Enhancing Epilepsy Zone Localization: Integrating SD Analysis with Conventional EEG
Abstract number :
1.245
Submission category :
3. Neurophysiology / 3A. Video EEG Epilepsy-Monitoring
Year :
2024
Submission ID :
932
Source :
www.aesnet.org
Presentation date :
12/7/2024 12:00:00 AM
Published date :
Authors :
Presenting Author: Zoya JR.Bastany, PhD – UBC
Ali Gorji, PhD, MD, Prof. – University of Münster
Guy Dumont, PhD, Prof – UBC
Rationale: 40% of epileptic patients endure medically refractory epilepsy, wherein surgical excision of the seizure zone (EZ) is a primary therapeutic approach. However, two-thirds of patients encounter impediments as conventional detection methods often struggle to precisely locate the EZ. Cortical spreading depression (SD), a pathological DC-EEG, is associated with seizures in patients with medically intractable epilepsy (Clinical Neurophysiology 2020;131; 2861-2874). SD signifies localized ionic shifts in cells, spreading slowly across the brain and causing temporary loss of electrical activity and neuron morphology changes. While conventional EEG (AC-EEG, 0.1< frequency< 90Hz) is vital for identifying epileptiform potentials during long-term video EEG monitoring, it lacks sensitivity in detecting DC-potentials like SD. Considering the crucial importance of accurate EZ localization in pre-surgical assessment, this study aims to examine both DC-EEG (including SD) and conventional EEG to enhance EZ localization.

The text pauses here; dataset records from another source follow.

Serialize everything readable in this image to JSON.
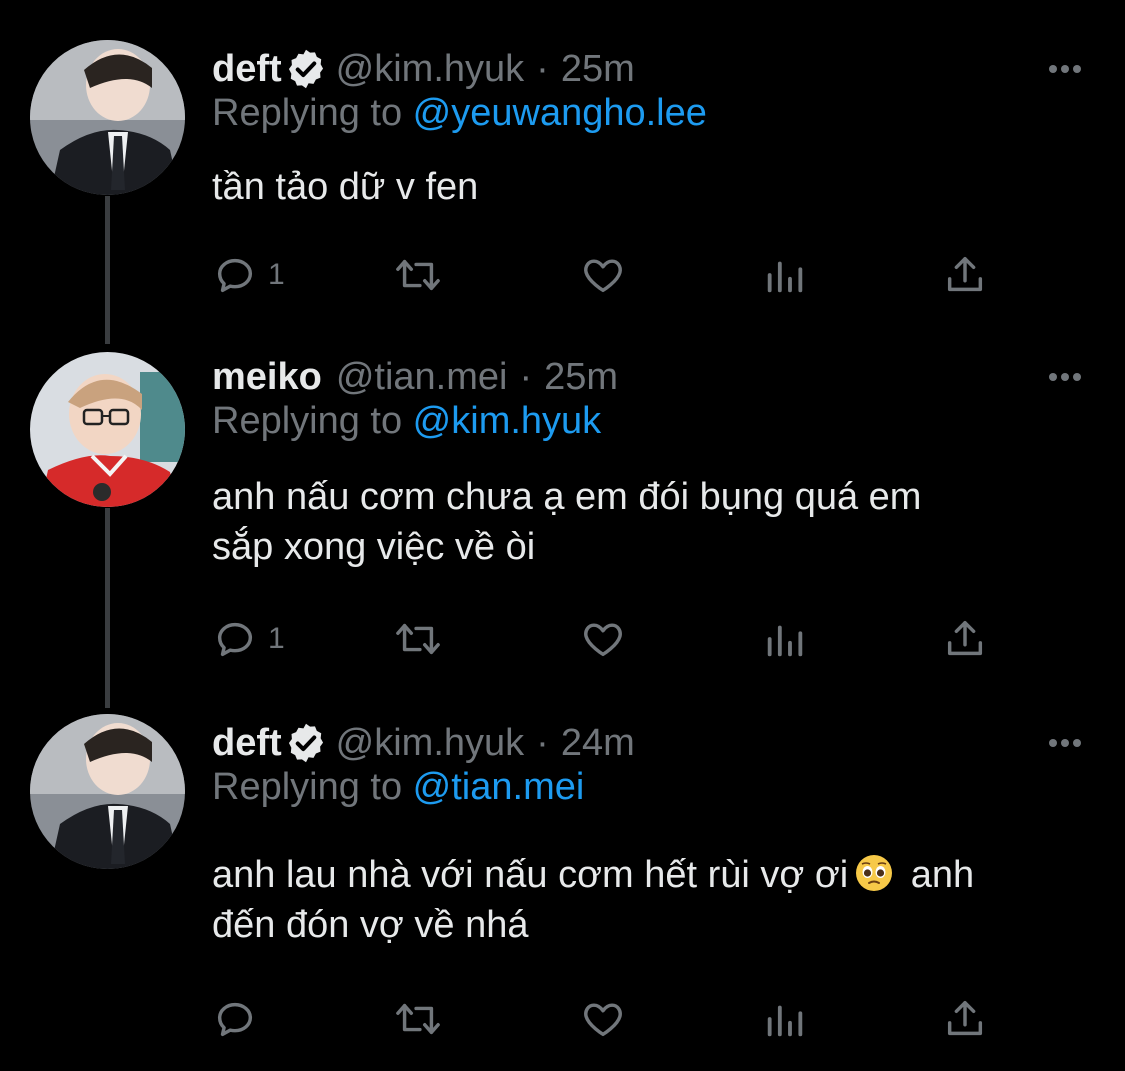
{
  "tweets": [
    {
      "display_name": "deft",
      "verified": true,
      "handle": "@kim.hyuk",
      "separator": "·",
      "time": "25m",
      "reply_prefix": "Replying to ",
      "reply_target": "@yeuwangho.lee",
      "text_lines": [
        "tần tảo dữ v fen"
      ],
      "reply_count": "1"
    },
    {
      "display_name": "meiko",
      "verified": false,
      "handle": "@tian.mei",
      "separator": "·",
      "time": "25m",
      "reply_prefix": "Replying to ",
      "reply_target": "@kim.hyuk",
      "text_lines": [
        "anh nấu cơm chưa ạ em đói bụng quá em",
        "sắp xong việc về òi"
      ],
      "reply_count": "1"
    },
    {
      "display_name": "deft",
      "verified": true,
      "handle": "@kim.hyuk",
      "separator": "·",
      "time": "24m",
      "reply_prefix": "Replying to ",
      "reply_target": "@tian.mei",
      "text_line1_before_emoji": "anh lau nhà với nấu cơm hết rùi vợ ơi",
      "text_line1_after_emoji": " anh",
      "text_line2": "đến đón vợ về nhá",
      "reply_count": ""
    }
  ],
  "icons": {
    "verified": "verified-badge-icon",
    "more": "more-options-icon",
    "reply": "reply-icon",
    "retweet": "retweet-icon",
    "like": "like-icon",
    "views": "views-icon",
    "share": "share-icon",
    "emoji": "pleading-face-emoji"
  },
  "colors": {
    "background": "#000000",
    "text": "#e7e9ea",
    "secondary": "#71767b",
    "link": "#1d9bf0",
    "thread_line": "#3a3d40"
  }
}
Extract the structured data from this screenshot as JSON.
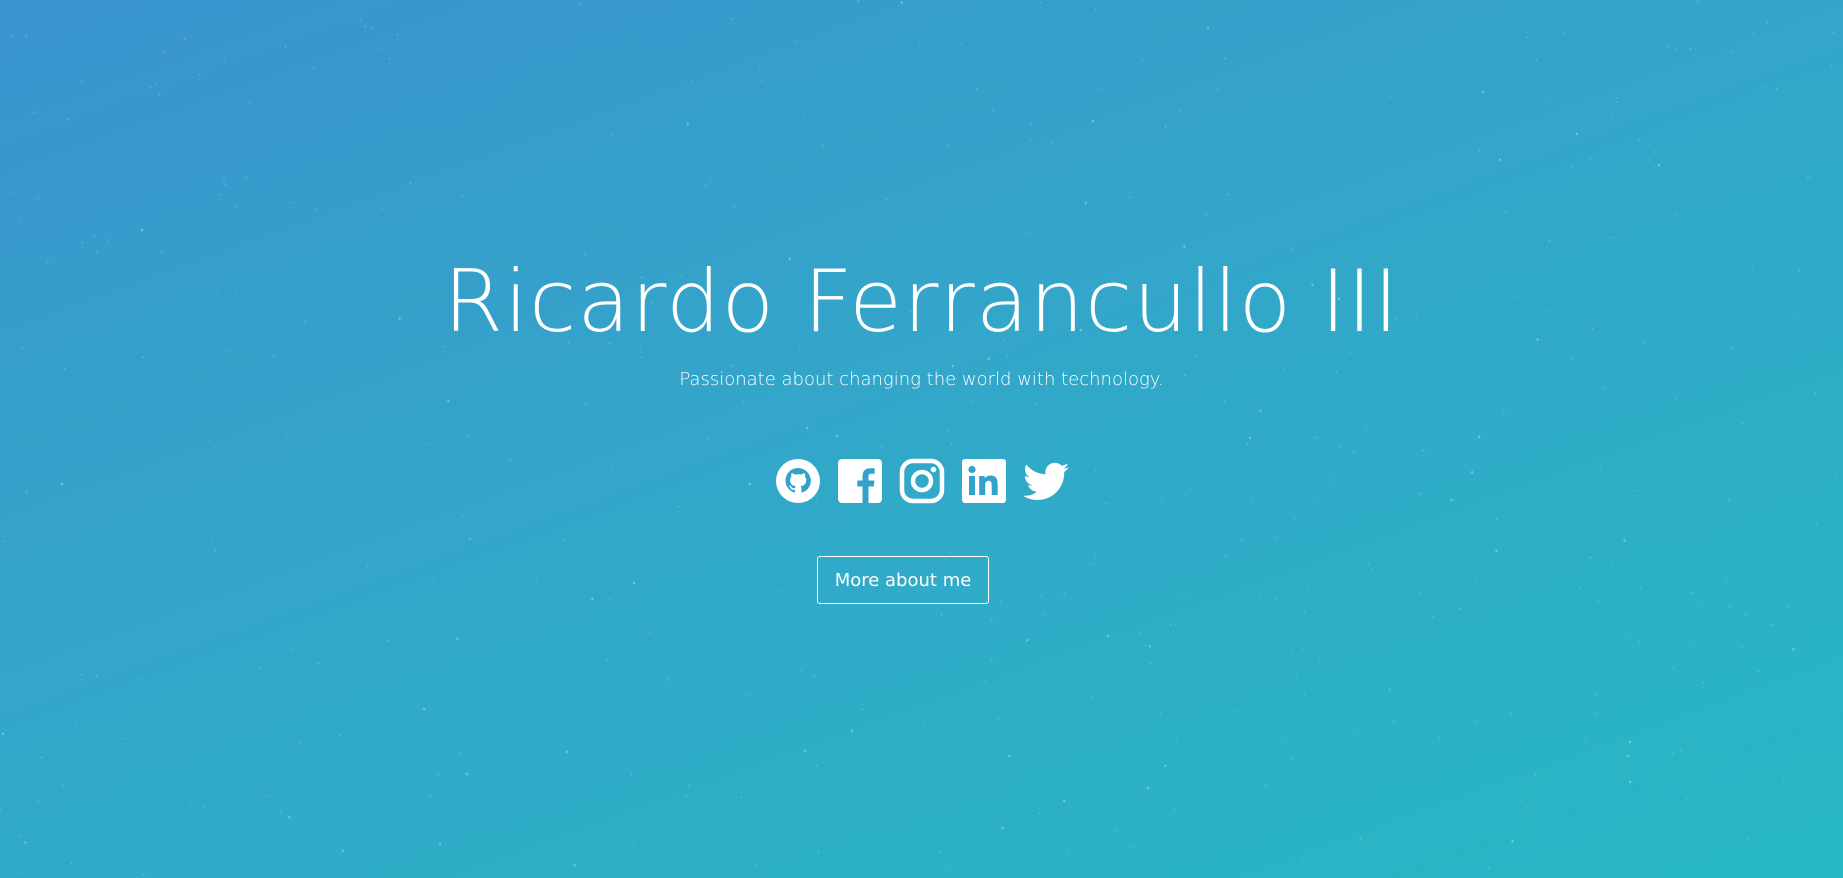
{
  "hero": {
    "name": "Ricardo Ferrancullo III",
    "tagline": "Passionate about changing the world with technology.",
    "more_button_label": "More about me"
  },
  "socials": [
    {
      "icon": "github-icon",
      "label": "GitHub"
    },
    {
      "icon": "facebook-icon",
      "label": "Facebook"
    },
    {
      "icon": "instagram-icon",
      "label": "Instagram"
    },
    {
      "icon": "linkedin-icon",
      "label": "LinkedIn"
    },
    {
      "icon": "twitter-icon",
      "label": "Twitter"
    }
  ],
  "colors": {
    "gradient_start": "#3a94cf",
    "gradient_mid": "#33a6c9",
    "gradient_end": "#27b8c4",
    "foreground": "#ffffff"
  }
}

Methods: We conducted a study involving 20 patients with drug-resistant epilepsy, employing our novel DC/AC EEG device during long-term video EEG monitoring. The study followed the ethical guidelines of the World Medical Association for human experiments and received approval from the UBC C & W Research Ethics Board (CW15-0318/ H15-02837 and H22-01534). Our analysis included the examination of AC-EEG, comprising ictal EEG, alongside the assessment of SD through simultaneous DC-EEG (frequency < 0.015 Hz) and AC-EEG recordings. Subsequently, MRI scans were employed to pinpoint lesion sites and generate 3D head models, signal processing methods, and tailored brain mapping analyses to examine the epileptogenic zone.
Results: Our research revealed a prevailing occurrence of SD proximate to the EZ. Moreover, a significant alignment was observed between the lesion site identified by MRI and the SD (19/20; %95). Notably, while AC-EEG suggested the localization of the EZ at a singular site, both MRI imaging and SD zone analysis indicated the involvement of two distinct locations within the epileptogenic zone (Figure1). Furthermore, whereas MRI findings indicated a solitary epileptic lesion, our recordings captured SD waves emanating from two separate lesions, with AC-EEG analysis further corroborating the presence of these dual lesion sites (Figure2).
Conclusions: The findings underscore the limitations inherent in exclusively relying on AC-EEG and MRI for the localization of the epilepsy zone. They highlight the enhanced precision achieved by incorporating DC-EEG and SD analysis in EZ localization during long term video EEG monitoring.